As for Thing 2, things started out OK. He seemed liked quite a sleepy baby, so the first 36 hours passed without much incident. There was a lot of breast-feeding, and a few dirty nappies, but no semblance of a routine – everything in the first few weeks is on-demand (I’m a big fan of routines, but the first few weeks certainly isn’t the time for that). But babies can sense complacency. They can smell it on a naive parent. Just when you think that things are going nicely, BAM, it’s sleepless nights all round. The second night of being home, Thing 2 was up from 20.00 until 23.00, then 1.00 until 4.30, and only managed three hours sleep after that. Ick. We were exhausted, but it’s important to recognise that this is to be expected in the first few weeks. Newborns don’t respect the time of day, or whether you desperately need a shower after three days of slumming it in your tracky-Bs, or please-dammit-stop-crying-whilst-I’m-on-the-crapper-this-is-all-very-off-putting.

So the first week thus far has been survival. We’ve had a couple of good nights,  where he’s slept for two three-hour chunks, with feeds at either end and in the middle of those chunks; a couple of average nights, where it’s been every couple of hours feeding; and a couple of truly terrible nights, where he’s been up for hours at a time, unconsolable from messy nappy after messy nappy (and yes, I’m so enjoying the full spectrum change of poo colours from black tar to mustard (with seeds) to salmon paste), longing for a feed.

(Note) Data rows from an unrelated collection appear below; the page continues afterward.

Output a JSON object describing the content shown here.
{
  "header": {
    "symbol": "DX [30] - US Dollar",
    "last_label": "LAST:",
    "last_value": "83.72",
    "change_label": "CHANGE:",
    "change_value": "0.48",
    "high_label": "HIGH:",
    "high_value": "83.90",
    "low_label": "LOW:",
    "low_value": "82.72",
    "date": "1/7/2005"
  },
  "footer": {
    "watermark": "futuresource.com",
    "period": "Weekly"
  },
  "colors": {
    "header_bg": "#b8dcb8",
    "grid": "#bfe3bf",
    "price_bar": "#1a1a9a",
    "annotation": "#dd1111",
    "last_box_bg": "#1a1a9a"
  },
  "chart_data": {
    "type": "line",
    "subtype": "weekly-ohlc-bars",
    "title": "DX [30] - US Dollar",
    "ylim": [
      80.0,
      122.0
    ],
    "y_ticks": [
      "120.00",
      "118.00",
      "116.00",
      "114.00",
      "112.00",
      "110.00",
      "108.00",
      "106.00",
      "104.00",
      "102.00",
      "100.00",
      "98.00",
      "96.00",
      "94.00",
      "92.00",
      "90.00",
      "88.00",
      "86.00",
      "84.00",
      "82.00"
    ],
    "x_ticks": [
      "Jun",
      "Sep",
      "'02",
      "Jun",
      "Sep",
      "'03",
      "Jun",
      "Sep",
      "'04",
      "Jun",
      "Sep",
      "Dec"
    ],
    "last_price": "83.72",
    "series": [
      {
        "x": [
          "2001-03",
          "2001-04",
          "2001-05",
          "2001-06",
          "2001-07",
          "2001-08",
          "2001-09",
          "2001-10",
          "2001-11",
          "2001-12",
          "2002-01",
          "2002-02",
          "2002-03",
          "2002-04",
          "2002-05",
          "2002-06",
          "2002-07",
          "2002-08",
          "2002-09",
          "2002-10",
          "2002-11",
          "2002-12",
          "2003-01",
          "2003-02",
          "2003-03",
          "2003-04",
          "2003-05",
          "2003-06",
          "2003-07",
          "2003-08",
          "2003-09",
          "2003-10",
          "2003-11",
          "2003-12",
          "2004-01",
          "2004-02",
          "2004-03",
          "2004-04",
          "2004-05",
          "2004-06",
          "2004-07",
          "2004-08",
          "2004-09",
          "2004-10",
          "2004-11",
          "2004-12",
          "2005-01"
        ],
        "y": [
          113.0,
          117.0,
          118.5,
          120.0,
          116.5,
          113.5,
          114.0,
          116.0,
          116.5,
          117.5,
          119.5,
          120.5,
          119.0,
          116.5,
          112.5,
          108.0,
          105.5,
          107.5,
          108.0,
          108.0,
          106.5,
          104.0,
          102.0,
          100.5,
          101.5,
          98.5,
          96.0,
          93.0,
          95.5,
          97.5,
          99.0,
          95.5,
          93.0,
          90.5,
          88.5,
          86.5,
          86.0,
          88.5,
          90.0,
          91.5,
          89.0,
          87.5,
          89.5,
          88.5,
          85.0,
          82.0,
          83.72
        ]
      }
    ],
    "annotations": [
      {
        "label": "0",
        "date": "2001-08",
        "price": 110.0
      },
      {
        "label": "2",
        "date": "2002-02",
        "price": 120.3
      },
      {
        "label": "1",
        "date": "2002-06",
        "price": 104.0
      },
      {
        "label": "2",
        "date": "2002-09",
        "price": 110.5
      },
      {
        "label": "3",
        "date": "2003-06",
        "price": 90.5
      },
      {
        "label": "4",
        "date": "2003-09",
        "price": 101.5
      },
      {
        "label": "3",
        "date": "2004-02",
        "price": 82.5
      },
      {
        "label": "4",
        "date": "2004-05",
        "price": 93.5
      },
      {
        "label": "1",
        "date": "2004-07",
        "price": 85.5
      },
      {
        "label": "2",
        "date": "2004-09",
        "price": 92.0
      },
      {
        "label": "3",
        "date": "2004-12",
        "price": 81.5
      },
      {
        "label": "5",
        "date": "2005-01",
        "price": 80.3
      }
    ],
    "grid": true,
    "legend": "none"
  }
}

But we’ve survived. We’ve even been out, albeit only to the supermarket (for more nappy bags, natch). And I think that’s all you can ask for in the early days. We’ve been notably less uptight with Thing 2 than we were with his older brother at the same age – a combination of perspective that this is all just a phase that will pass, and that we can’t just drop everything to pander to his whims immediately, as Thing 1 still needs taking to school, or to karate, or his book bag sorting, or his tea making etc. – with the exception of trying to shield Thing 1 one from his new younger brother’s nighttime caterwauling. One crying child in the middle of the night is bad enough. Two would be a disaster.

So, the first week in summary: newborns create a lot of noise, smells, and mess, and your life might well be bordering on the terrible for this first week. They will, however, melt your heart a thousand times when, with a clean nappy and a full belly, they nuzzle up to you whilst you’re cuddling them, or gaze up at you with slightly crossed eyes and a quizzical expression that says, “Dad, I have no idea where I am, or what’s going on, but would you mind holding me and loving me and never letting me go?” And you’ll answer yes, yes, a thousand times yes, and you’ll pull them a little closer to you with a satisfied smile on your face.